Last year's editor-in-chief, Carlton Koonce, said this is a tough situation for an editor.

"Sometimes it's real hard to decide whether to keep or pull a story," he said. "It's hard to balance … do people really need to know this or, if I run this, am I going to ruin someone's life?" Koonce  said.

According to the Campus Echo faculty adviser, Bruce DePyssler, the editor-in-chief has the final say on what runs or does not run in student newspapers.

"The very idea that I should have stepped in and silenced this student is offensive," he said. "Our role is to empower students, not to silence them.

"I simply do not understand the reasoning of faculty who oppose the editor's decision to run this first-person account. It would be the height of hypocrisy to tell students it's fine to write about the problems they have surmounted in their lives – friends gunned down, parental abandonment, parental addiction, living life with sickle cell – and then to tell one single student out of all the students who have written for the first-person series that she couldn't tell her story about something that had such a profound impact on her life."

Students were not required to write or to publish first-person accounts. Carl said she makes it clear to students that they have the option of not submitting their first person narratives to the Campus Echo. In fact, seven students who wrote first-person accounts decided not to have them published. Carl stated that Martin was eager to have her story run in the student newspaper and that she was given the option of changing her name for the story's byline.

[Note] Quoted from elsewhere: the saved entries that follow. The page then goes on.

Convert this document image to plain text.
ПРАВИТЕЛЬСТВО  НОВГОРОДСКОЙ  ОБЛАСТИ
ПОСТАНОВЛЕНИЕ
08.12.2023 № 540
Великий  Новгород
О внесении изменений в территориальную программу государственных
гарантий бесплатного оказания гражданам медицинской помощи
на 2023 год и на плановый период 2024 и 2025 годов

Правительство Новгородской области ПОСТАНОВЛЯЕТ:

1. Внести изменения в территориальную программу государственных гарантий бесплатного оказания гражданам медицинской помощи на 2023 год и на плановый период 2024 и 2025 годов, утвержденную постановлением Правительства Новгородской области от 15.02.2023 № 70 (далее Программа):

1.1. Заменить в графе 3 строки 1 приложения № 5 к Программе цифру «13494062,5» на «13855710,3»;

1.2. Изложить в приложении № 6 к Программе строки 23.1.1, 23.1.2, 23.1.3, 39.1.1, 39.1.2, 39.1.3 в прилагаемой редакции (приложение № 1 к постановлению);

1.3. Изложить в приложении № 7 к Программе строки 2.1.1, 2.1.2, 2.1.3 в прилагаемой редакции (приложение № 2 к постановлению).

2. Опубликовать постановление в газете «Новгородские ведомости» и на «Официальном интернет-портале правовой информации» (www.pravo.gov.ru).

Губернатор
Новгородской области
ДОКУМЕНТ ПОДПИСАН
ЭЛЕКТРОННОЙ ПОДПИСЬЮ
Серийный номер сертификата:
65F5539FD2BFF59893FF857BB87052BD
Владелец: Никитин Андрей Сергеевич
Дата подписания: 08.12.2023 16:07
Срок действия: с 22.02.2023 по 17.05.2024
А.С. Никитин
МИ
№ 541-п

On April 27, Ernie Suggs, a Campus Echo editor from 1987-1989 and now a political reporter with the Atlanta Journal-Constitution, sensing the pressure the Campus Echo might be under, wrote a letter of support that was signed by 28 former Campus Echo editors and staff members .

Suggs wrote:

"Your paper, our paper, has gone on to produce some of the best and brightest journalists in the country, who as you can see below, have gone on to do great things. We all look forward to you all joining us soon in the professional ranks. Thanks again for keeping The Campus Echo relevant, consistent and quite frankly, the best source of news for and about North Carolina Central University."

The Campus Echo special feature series "In the First Person – True Stories from the Lives of Ten NCCU Students," has run in four editions since 2006. In the award-winning series, students have written accounts of automobile accidents, coming out as gay, breast reduction surgery, mixed-race identity, cocaine addiction, coping with sickle cell anemia and more.